What changes have taken place in his character?  in the way he lives his life?
How would you characterize Stephen's attitude toward women by the novel's end?  How would Joyce?  
How would Stephen?  Relate your answers here to  (a) Davin's story,   (b) the mention of the old sow 
that eats her farrow  (c) Dante,  (d) Emma, and (e) the bird-girl from the beach (and what, by the way, 
has become of her?)
Do you like Stephen in chapter 5?  Does Joyce want the reader to like Stephen?  What evidence does the 
novel offer for your answer?
Will Stephen become an artist?  a devil?  Why do you think as you do?
 
18. Discuss the controversy over "aesthetic distance" as it applies to The Portrait of the Artist.
How far removed from Stephen is Joyce?  Where does the narrator fit into that distance?  What evidence 
does the novel offer for your answer?
What are Stephen's views on "aesthetic distance"?  How do you know?
Relate your ideas about distance to Stephen's argument on the impersonality of the artist (p. 215).
What is Lynch's role in chapter 5, and how does his role relate to the question of distance, especially of 
distance among Joyce, his novel, and the reader?
 
19. Discuss Joyce's (Stephen's?) style in chapter 5.
How would you characterize the dialogue?  What adjectives would you use to describe it?

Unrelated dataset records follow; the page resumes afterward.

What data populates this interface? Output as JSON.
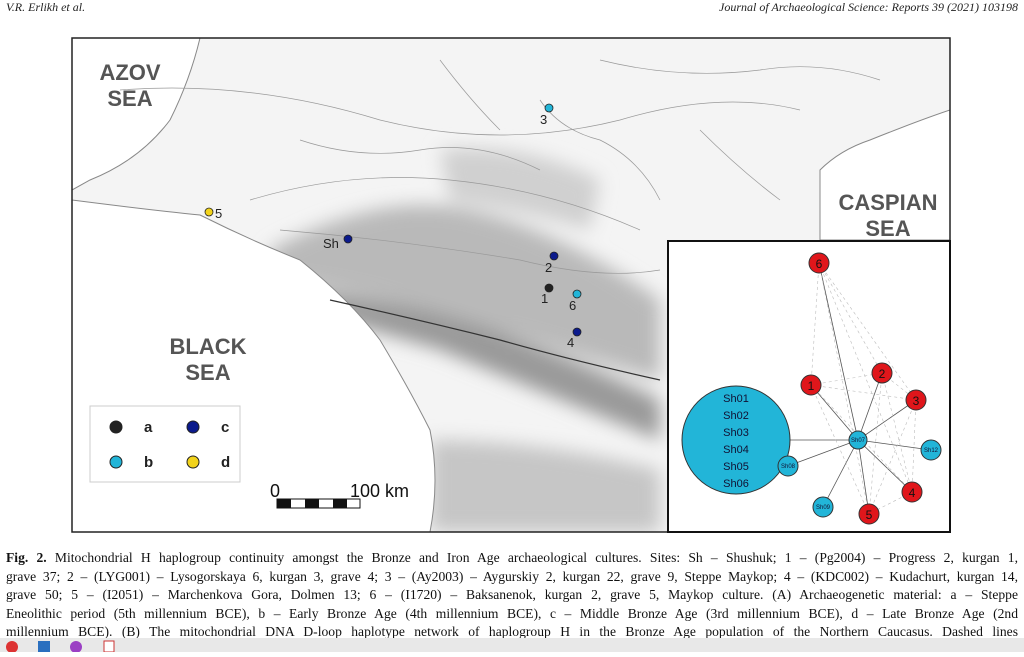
{
  "header": {
    "authors": "V.R. Erlikh et al.",
    "journal": "Journal of Archaeological Science: Reports 39 (2021) 103198"
  },
  "map": {
    "seas": [
      {
        "lines": [
          "AZOV",
          "SEA"
        ]
      },
      {
        "lines": [
          "CASPIAN",
          "SEA"
        ]
      },
      {
        "lines": [
          "BLACK",
          "SEA"
        ]
      }
    ],
    "sites": [
      {
        "label": "Sh"
      },
      {
        "label": "1"
      },
      {
        "label": "2"
      },
      {
        "label": "3"
      },
      {
        "label": "4"
      },
      {
        "label": "5"
      },
      {
        "label": "6"
      }
    ],
    "legend": [
      {
        "label": "a"
      },
      {
        "label": "c"
      },
      {
        "label": "b"
      },
      {
        "label": "d"
      }
    ],
    "scale": {
      "start": "0",
      "end": "100 km"
    }
  },
  "network": {
    "cluster": [
      "Sh01",
      "Sh02",
      "Sh03",
      "Sh04",
      "Sh05",
      "Sh06"
    ],
    "center": "Sh07",
    "small_nodes": [
      "Sh08",
      "Sh09",
      "Sh12"
    ],
    "red_nodes": [
      "6",
      "1",
      "2",
      "3",
      "4",
      "5"
    ]
  },
  "caption": {
    "label": "Fig. 2.",
    "lines": [
      "Mitochondrial H haplogroup continuity amongst the Bronze and Iron Age archaeological cultures. Sites: Sh – Shushuk; 1 – (Pg2004) – Progress 2, kurgan 1,",
      "grave 37; 2 – (LYG001) – Lysogorskaya 6, kurgan 3, grave 4; 3 – (Ay2003) – Aygurskiy 2, kurgan 22, grave 9, Steppe Maykop; 4 – (KDC002) – Kudachurt, kurgan 14,",
      "grave 50; 5 – (I2051) – Marchenkova Gora, Dolmen 13; 6 – (I1720) – Baksanenok, kurgan 2, grave 5, Maykop culture. (A) Archaeogenetic material: a – Steppe",
      "Eneolithic period (5th millennium BCE), b – Early Bronze Age (4th millennium BCE), c – Middle Bronze Age (3rd millennium BCE), d – Late Bronze Age (2nd",
      "millennium BCE). (B) The mitochondrial DNA D-loop haplotype network of haplogroup H in the Bronze Age population of the Northern Caucasus. Dashed lines"
    ]
  }
}
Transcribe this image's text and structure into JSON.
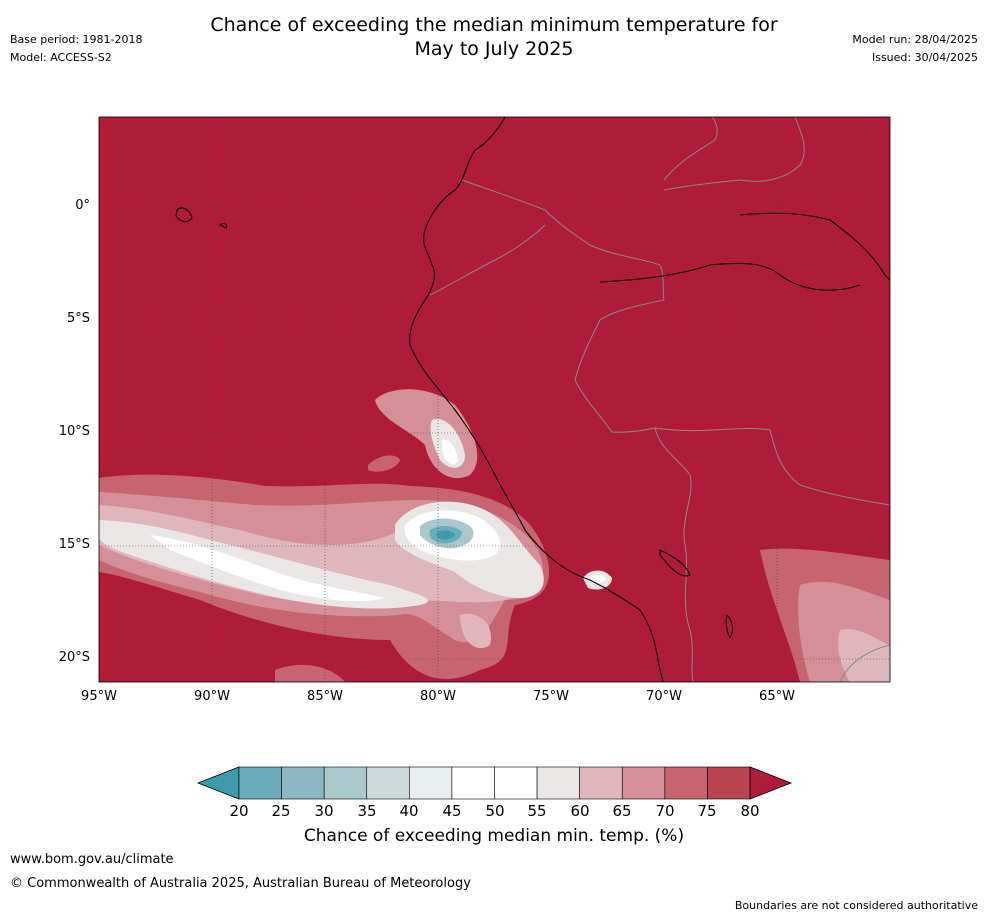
{
  "header": {
    "title_line1": "Chance of exceeding the median minimum temperature for",
    "title_line2": "May to July 2025",
    "base_period": "Base period: 1981-2018",
    "model": "Model: ACCESS-S2",
    "model_run": "Model run: 28/04/2025",
    "issued": "Issued: 30/04/2025"
  },
  "map": {
    "region": "Western South America and eastern Pacific",
    "lat_ticks": [
      "0°",
      "5°S",
      "10°S",
      "15°S",
      "20°S"
    ],
    "lon_ticks": [
      "95°W",
      "90°W",
      "85°W",
      "80°W",
      "75°W",
      "70°W",
      "65°W"
    ],
    "background_color": "#b01c38"
  },
  "legend": {
    "title": "Chance of exceeding median min. temp. (%)",
    "labels": [
      "20",
      "25",
      "30",
      "35",
      "40",
      "45",
      "50",
      "55",
      "60",
      "65",
      "70",
      "75",
      "80"
    ],
    "colors": [
      "#3d9bab",
      "#6aacb9",
      "#8cb8c4",
      "#aac7cc",
      "#cdd8da",
      "#e8eef0",
      "#ffffff",
      "#ffffff",
      "#ebe6e6",
      "#dfb6bb",
      "#d58f98",
      "#c6646f",
      "#bb4452",
      "#b01c38"
    ]
  },
  "footer": {
    "url": "www.bom.gov.au/climate",
    "copyright": "© Commonwealth of Australia 2025, Australian Bureau of Meteorology",
    "disclaimer": "Boundaries are not considered authoritative"
  }
}
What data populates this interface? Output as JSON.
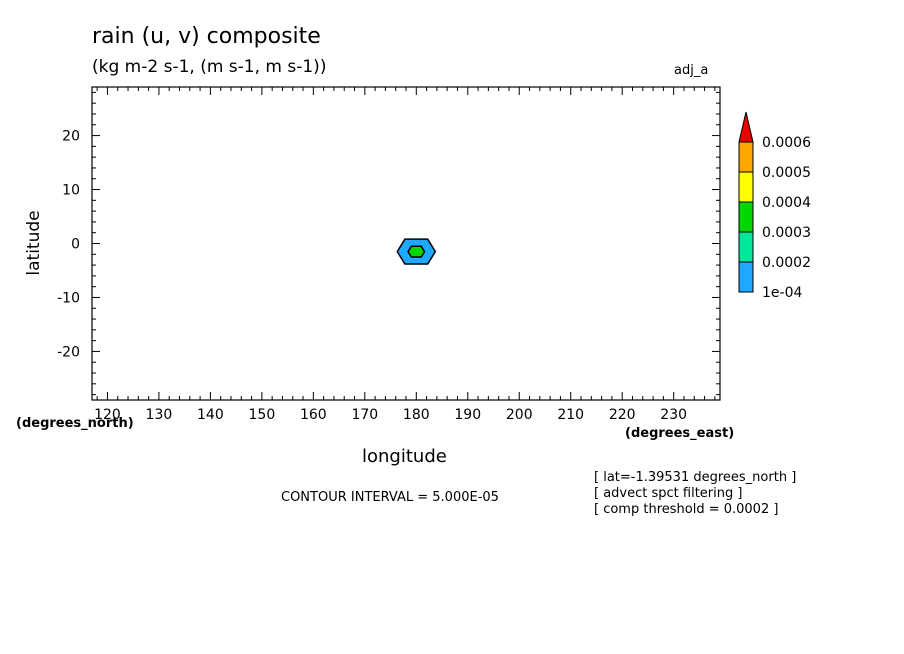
{
  "chart_data": {
    "type": "contour",
    "title": "rain (u, v) composite",
    "subtitle": "(kg m-2 s-1, (m s-1, m s-1))",
    "dataset_label": "adj_a",
    "xlabel": "longitude",
    "ylabel": "latitude",
    "x_units": "(degrees_east)",
    "y_units": "(degrees_north)",
    "xlim": [
      117,
      239
    ],
    "ylim": [
      -29,
      29
    ],
    "x_ticks": [
      120,
      130,
      140,
      150,
      160,
      170,
      180,
      190,
      200,
      210,
      220,
      230
    ],
    "y_ticks": [
      20,
      10,
      0,
      -10,
      -20
    ],
    "contour_interval": "CONTOUR INTERVAL = 5.000E-05",
    "notes": [
      "[ lat=-1.39531 degrees_north ]",
      "[ advect spct filtering ]",
      "[ comp threshold = 0.0002 ]"
    ],
    "colorbar": {
      "labels": [
        "0.0006",
        "0.0005",
        "0.0004",
        "0.0003",
        "0.0002",
        "1e-04"
      ],
      "colors": [
        "#e60000",
        "#ffa500",
        "#ffff00",
        "#00d800",
        "#00e89a",
        "#1ea8ff"
      ]
    },
    "features": [
      {
        "name": "outer contour 1e-04",
        "center": [
          180,
          -1.5
        ],
        "half_width": 3.7,
        "half_height": 2.3,
        "fill": "#1ea8ff"
      },
      {
        "name": "inner contour 0.0002",
        "center": [
          180,
          -1.5
        ],
        "half_width": 1.6,
        "half_height": 1.0,
        "fill": "#00d800"
      }
    ]
  }
}
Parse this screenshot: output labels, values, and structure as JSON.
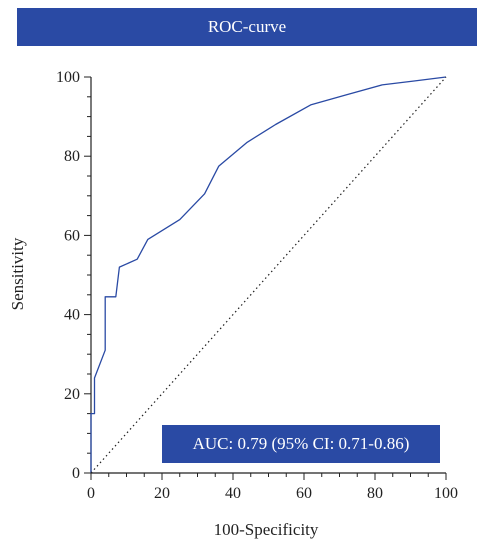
{
  "chart_data": {
    "type": "line",
    "title": "ROC-curve",
    "xlabel": "100-Specificity",
    "ylabel": "Sensitivity",
    "xlim": [
      0,
      100
    ],
    "ylim": [
      0,
      100
    ],
    "xticks": [
      0,
      20,
      40,
      60,
      80,
      100
    ],
    "yticks": [
      0,
      20,
      40,
      60,
      80,
      100
    ],
    "series": [
      {
        "x": [
          0,
          0,
          1,
          1,
          1,
          4,
          4,
          4,
          7,
          8,
          13,
          16,
          25,
          32,
          36,
          44,
          52,
          62,
          72,
          82,
          91,
          100
        ],
        "y": [
          0,
          15,
          15,
          20,
          24,
          31,
          38,
          44.5,
          44.5,
          52,
          54,
          59,
          64,
          70.5,
          77.5,
          83.5,
          88,
          93,
          95.5,
          98,
          99,
          100
        ],
        "color": "#2a4aa4",
        "style": "solid"
      },
      {
        "x": [
          0,
          100
        ],
        "y": [
          0,
          100
        ],
        "color": "#222222",
        "style": "dotted"
      }
    ],
    "annotation": "AUC: 0.79 (95% CI: 0.71-0.86)",
    "grid": false
  }
}
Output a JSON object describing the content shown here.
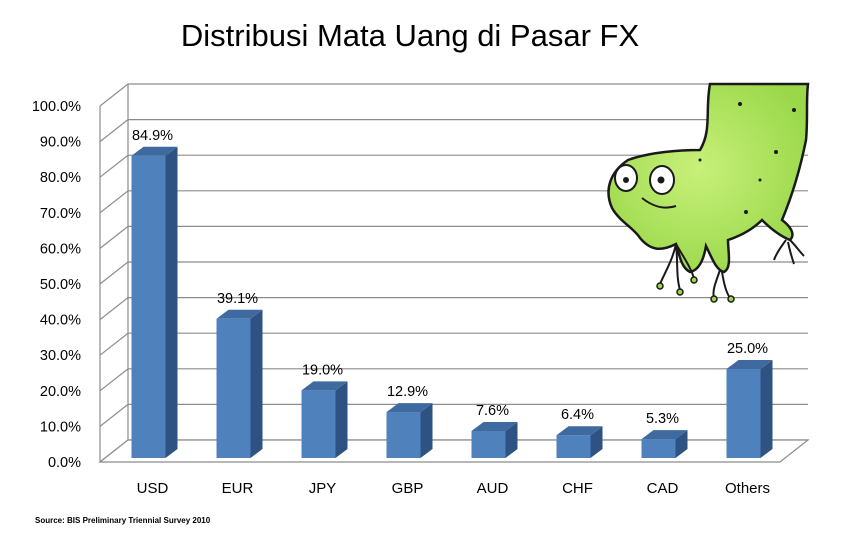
{
  "chart_data": {
    "type": "bar",
    "title": "Distribusi Mata Uang di Pasar FX",
    "categories": [
      "USD",
      "EUR",
      "JPY",
      "GBP",
      "AUD",
      "CHF",
      "CAD",
      "Others"
    ],
    "values": [
      84.9,
      39.1,
      19.0,
      12.9,
      7.6,
      6.4,
      5.3,
      25.0
    ],
    "data_labels": [
      "84.9%",
      "39.1%",
      "19.0%",
      "12.9%",
      "7.6%",
      "6.4%",
      "5.3%",
      "25.0%"
    ],
    "yticks": [
      "0.0%",
      "10.0%",
      "20.0%",
      "30.0%",
      "40.0%",
      "50.0%",
      "60.0%",
      "70.0%",
      "80.0%",
      "90.0%",
      "100.0%"
    ],
    "ylim": [
      0,
      100
    ],
    "grid": true,
    "legend": "none",
    "bar_color": "#4f81bd",
    "source": "Source: BIS Preliminary Triennial Survey  2010"
  }
}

What does Joyce intend the effect(s) of the dialogue to be on a reader?  Why might he want to achieve 
that effect (or those effects) on a reader in this chapter?
What does Joyce intend the effect(s) of the final diary entries to be on a reader?  Why might he want to 
achieve that effect (or those effects) on a reader in this chapter?
 
20. What humor does this novel offer, especially in chapter 5?
 
21. Discuss the changes in the flying-creature motif through the novel.  Concentrate on the Daedalus-Icarus 
myth, Lucifer, the concept of non serviam, the sin of pride, and the three nets.